When a @chat.function runs, it receives a Context object with the full set of surfaces your extension owns:

  • ctx.user — kernel-authoritative identity (imperal_id, role, language)
  • ctx.store — persistent per-user state
  • ctx.cache — TTL'd key-value
  • ctx.http, ctx.ai, ctx.notify, ctx.secrets — service clients
  • ctx.skeleton.get(section)only inside @ext.skeleton handlers, raises SkeletonAccessForbidden elsewhere

Your handler does its work and returns an ActionResult with structured data, a summary for chat, and optional refresh_panels. The handler never sees the classifier prompt; it never sees other extensions' fact-ledger entries; it never sees the user's history (history is the classifier's concern).

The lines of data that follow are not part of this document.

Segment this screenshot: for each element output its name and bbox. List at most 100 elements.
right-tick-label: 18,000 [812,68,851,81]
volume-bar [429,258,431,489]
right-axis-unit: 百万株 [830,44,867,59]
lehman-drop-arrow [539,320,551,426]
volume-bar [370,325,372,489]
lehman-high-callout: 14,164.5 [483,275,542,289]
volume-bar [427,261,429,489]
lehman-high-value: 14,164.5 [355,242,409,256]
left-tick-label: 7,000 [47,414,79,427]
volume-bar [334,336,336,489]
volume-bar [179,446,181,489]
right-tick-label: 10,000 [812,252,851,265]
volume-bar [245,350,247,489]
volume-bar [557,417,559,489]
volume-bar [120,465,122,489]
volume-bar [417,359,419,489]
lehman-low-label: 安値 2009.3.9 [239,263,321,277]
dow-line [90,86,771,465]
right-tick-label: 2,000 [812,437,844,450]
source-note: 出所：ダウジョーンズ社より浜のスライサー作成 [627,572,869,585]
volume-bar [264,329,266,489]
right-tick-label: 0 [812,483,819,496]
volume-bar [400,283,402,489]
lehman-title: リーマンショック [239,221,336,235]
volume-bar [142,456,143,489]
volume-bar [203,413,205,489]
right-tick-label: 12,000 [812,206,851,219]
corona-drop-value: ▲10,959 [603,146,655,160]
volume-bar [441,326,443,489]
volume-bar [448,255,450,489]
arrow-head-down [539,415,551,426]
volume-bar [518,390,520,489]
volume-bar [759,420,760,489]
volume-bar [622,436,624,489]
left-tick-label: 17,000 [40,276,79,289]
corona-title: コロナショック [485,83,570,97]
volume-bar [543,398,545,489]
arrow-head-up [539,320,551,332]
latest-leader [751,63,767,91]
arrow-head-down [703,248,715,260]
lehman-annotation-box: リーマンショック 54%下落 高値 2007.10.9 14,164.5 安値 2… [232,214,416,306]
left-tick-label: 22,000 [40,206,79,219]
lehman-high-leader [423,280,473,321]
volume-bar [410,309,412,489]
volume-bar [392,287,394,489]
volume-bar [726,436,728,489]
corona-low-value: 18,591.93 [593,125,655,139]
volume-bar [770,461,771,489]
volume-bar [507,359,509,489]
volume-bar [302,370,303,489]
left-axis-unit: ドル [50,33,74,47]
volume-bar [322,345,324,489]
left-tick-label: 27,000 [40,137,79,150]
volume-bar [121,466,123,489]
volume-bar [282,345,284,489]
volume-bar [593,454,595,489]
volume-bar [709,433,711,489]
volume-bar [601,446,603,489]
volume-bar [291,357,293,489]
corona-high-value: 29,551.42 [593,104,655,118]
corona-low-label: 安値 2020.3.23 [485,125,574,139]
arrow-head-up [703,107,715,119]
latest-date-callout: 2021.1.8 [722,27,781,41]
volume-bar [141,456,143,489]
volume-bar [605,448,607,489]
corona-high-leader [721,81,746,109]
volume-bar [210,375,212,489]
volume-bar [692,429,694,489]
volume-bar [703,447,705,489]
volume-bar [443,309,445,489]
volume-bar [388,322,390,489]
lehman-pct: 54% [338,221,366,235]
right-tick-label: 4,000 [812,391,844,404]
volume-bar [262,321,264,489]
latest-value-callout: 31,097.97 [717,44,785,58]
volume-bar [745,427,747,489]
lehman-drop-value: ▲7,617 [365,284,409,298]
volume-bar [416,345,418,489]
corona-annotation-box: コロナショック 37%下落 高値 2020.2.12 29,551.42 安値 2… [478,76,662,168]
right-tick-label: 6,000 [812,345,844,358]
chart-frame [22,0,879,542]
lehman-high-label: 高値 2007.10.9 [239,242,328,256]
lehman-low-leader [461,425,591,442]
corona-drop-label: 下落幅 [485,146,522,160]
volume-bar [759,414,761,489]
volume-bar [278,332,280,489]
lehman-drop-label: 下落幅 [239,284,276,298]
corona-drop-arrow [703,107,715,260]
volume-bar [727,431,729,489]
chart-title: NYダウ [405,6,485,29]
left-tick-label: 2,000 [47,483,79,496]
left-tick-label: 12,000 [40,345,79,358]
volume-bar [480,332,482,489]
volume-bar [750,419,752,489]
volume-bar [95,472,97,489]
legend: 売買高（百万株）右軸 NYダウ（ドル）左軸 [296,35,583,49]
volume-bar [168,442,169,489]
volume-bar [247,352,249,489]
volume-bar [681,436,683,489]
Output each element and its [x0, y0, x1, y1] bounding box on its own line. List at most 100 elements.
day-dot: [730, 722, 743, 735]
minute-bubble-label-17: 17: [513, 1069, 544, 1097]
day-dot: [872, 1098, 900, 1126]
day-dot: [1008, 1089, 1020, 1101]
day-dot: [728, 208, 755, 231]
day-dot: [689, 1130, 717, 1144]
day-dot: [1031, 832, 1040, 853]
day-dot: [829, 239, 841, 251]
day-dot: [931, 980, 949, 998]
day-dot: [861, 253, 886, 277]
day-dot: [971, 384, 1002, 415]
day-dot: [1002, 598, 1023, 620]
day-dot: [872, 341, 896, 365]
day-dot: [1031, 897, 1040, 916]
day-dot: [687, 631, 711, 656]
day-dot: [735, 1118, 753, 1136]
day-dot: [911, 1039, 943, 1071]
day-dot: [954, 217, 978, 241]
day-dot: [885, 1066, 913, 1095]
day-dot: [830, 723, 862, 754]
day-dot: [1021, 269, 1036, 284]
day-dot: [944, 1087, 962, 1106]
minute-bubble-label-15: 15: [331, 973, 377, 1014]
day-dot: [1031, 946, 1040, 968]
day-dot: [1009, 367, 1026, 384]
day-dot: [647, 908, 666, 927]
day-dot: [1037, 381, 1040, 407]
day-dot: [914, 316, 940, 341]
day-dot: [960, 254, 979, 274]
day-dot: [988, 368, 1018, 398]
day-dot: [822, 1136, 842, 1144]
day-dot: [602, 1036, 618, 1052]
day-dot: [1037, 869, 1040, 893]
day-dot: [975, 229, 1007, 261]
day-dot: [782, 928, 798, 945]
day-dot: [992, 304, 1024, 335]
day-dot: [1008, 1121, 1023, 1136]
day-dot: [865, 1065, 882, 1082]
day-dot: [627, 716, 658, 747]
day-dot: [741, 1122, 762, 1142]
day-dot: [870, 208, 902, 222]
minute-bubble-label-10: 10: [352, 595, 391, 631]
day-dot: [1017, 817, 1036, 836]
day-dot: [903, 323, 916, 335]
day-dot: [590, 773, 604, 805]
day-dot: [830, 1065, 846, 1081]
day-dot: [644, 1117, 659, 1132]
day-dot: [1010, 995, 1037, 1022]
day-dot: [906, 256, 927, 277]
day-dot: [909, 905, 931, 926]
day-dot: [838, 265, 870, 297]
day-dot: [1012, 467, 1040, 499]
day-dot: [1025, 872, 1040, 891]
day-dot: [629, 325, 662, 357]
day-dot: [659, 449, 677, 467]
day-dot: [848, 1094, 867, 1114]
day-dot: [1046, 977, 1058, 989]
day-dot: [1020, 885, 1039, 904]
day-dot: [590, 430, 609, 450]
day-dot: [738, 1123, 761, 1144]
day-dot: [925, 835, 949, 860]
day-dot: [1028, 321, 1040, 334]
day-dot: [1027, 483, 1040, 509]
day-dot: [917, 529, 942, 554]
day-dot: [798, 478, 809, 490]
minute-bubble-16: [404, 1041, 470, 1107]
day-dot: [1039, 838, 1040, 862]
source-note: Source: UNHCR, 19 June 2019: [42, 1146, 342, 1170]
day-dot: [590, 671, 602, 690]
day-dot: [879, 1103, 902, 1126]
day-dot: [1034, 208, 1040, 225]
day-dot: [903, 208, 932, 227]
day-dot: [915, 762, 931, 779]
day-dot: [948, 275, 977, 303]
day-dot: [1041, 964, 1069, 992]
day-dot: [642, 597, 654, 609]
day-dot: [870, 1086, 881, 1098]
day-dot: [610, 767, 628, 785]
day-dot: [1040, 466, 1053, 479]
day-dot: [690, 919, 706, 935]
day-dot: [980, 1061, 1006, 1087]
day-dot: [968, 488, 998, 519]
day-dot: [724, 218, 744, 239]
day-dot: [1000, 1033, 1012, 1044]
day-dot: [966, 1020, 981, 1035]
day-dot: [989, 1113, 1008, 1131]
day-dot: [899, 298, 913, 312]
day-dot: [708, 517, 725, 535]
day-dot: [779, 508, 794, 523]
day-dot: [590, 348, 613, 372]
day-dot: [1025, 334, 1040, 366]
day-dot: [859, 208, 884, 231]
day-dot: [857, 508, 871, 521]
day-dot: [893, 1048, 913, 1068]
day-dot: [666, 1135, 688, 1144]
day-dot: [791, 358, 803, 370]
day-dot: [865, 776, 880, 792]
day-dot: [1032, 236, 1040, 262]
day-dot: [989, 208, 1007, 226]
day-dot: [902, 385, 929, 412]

(3) Post-turn — the narrator and the user see

After tools have run, the narrator (a second LLM call dedicated to producing chat prose) reads the ActionResult.summary plus the ActionResult.data for each step and produces the final reply the user sees in chat. Concurrently:

  • The web-kernel writes a ToolCallDigest entry into session memory for each successful tool — that becomes the fact-ledger entry for this turn.
  • Any refresh_panels=[...] triggers panel re-fetches over SSE.
  • Audit ledger receives the action record (federal retention class).

The narrator never sees skeletons. The narrator never sees the classifier prompt. The narrator sees only what the tools returned this turn, plus the user's message — narrator's prose must remain grounded in that data per I-NARRATOR-NO-FABRICATED-CONTENT-CLAIMS.